Yeah for sure. I know the limitations in DevonThink is caused by the OCR engine (which has been discussed elsewhere on the forum), and beyond changing the OCR engine there’s nothing the DT developers can do to fix the issue. For my purposes it’s important that the OCR process is lossless/does not resample the actual images in the PDF, hence why I am relying on Nitro instead.

Is there any benefit to doing it this way instead of using character count? Any edge cases I’m not considering?

BLUEFROG · September 9, 2023, 2:05pm

You’re welcome

Is there any benefit to doing it this way instead of using character count? Any edge cases I’m not considering?

Nope. Six of one; half a dozen of the other

Not having the Nitro app, I can’t test this but have you verified the documents are indeed found in a DEVONthink search?

PS: I had forgotten Nitro bought PDFPen from Smile in the recent past.

chrillek · September 9, 2023, 2:32pm

Can you say anything about the languages supported by this OCR engine?
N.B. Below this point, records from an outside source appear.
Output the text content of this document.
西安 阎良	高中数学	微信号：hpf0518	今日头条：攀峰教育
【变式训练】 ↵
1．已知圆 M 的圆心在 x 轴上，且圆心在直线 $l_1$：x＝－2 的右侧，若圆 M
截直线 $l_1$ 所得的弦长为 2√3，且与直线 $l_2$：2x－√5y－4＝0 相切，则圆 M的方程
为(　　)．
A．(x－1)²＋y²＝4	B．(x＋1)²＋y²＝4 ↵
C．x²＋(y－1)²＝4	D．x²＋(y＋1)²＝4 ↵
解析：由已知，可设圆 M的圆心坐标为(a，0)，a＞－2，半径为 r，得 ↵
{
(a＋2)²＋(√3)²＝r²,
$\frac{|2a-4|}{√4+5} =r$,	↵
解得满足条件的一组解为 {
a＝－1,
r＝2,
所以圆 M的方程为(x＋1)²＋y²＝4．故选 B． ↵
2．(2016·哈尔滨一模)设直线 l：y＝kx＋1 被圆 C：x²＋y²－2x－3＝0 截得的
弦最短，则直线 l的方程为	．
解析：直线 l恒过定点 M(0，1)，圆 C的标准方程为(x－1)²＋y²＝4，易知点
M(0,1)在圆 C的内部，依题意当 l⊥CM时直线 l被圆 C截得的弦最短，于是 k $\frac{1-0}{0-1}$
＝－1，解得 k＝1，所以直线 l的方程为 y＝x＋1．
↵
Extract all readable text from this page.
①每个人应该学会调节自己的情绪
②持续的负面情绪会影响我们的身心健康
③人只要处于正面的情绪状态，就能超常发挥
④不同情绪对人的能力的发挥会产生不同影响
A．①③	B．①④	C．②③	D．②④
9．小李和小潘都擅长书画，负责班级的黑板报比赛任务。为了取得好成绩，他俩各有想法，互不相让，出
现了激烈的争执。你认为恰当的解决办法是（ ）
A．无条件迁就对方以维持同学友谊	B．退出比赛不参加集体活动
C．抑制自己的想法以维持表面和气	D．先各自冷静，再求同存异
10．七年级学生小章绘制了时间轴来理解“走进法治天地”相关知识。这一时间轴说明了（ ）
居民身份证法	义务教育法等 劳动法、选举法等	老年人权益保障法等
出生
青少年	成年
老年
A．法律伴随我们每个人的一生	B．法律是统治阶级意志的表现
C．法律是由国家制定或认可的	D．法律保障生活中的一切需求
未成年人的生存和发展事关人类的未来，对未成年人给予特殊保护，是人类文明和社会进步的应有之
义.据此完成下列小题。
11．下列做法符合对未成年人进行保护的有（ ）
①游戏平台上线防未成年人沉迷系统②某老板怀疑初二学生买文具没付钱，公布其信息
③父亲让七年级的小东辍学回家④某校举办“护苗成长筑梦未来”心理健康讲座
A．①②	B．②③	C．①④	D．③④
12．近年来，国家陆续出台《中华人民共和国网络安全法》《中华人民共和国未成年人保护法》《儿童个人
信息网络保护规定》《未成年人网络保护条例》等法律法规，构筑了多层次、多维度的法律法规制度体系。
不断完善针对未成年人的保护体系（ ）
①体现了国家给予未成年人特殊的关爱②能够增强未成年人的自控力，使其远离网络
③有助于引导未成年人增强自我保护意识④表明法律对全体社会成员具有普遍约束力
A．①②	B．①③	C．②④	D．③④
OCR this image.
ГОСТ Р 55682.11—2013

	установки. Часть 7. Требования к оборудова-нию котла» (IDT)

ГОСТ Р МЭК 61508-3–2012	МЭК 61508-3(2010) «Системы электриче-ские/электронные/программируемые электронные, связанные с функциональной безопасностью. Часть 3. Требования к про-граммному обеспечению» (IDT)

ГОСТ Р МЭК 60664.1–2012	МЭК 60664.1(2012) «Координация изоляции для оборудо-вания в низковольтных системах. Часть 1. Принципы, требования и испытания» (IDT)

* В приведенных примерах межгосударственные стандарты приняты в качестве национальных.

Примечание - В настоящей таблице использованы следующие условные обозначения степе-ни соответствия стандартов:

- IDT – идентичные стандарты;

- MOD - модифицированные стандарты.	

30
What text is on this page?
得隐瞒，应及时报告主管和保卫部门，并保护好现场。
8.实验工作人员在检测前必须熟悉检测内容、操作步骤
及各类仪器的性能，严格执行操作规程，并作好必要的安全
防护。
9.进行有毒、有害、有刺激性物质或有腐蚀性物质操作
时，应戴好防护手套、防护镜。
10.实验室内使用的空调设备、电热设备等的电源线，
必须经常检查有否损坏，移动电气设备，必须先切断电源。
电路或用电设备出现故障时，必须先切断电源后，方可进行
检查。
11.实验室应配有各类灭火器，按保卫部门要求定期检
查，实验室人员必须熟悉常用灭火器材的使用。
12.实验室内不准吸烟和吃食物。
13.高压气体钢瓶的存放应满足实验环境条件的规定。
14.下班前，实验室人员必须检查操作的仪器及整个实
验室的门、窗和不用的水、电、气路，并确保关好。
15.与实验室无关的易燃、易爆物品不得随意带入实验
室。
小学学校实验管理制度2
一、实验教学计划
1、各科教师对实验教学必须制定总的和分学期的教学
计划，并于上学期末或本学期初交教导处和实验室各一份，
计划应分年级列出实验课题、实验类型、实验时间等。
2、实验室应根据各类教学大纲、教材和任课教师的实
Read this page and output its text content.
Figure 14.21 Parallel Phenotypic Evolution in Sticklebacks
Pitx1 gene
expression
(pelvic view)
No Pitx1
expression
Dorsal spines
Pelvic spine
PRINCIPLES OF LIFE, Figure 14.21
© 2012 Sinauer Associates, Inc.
Their website keeps so mum about that, it makes me suspicious…

mbbntu · September 9, 2023, 3:45pm

From Nitro PDF Pro Preferences:

Catalan
Danish
Dutch
English
Finnish
French
German
Italian
Korean
Norwegian
Polish
Portuguese
Russian
Simplified Chinese
Spanish
Swedish
Traditional Chines
Welsh

tkrunning · September 9, 2023, 5:17pm

Yes, works fine!

What @mbbntu said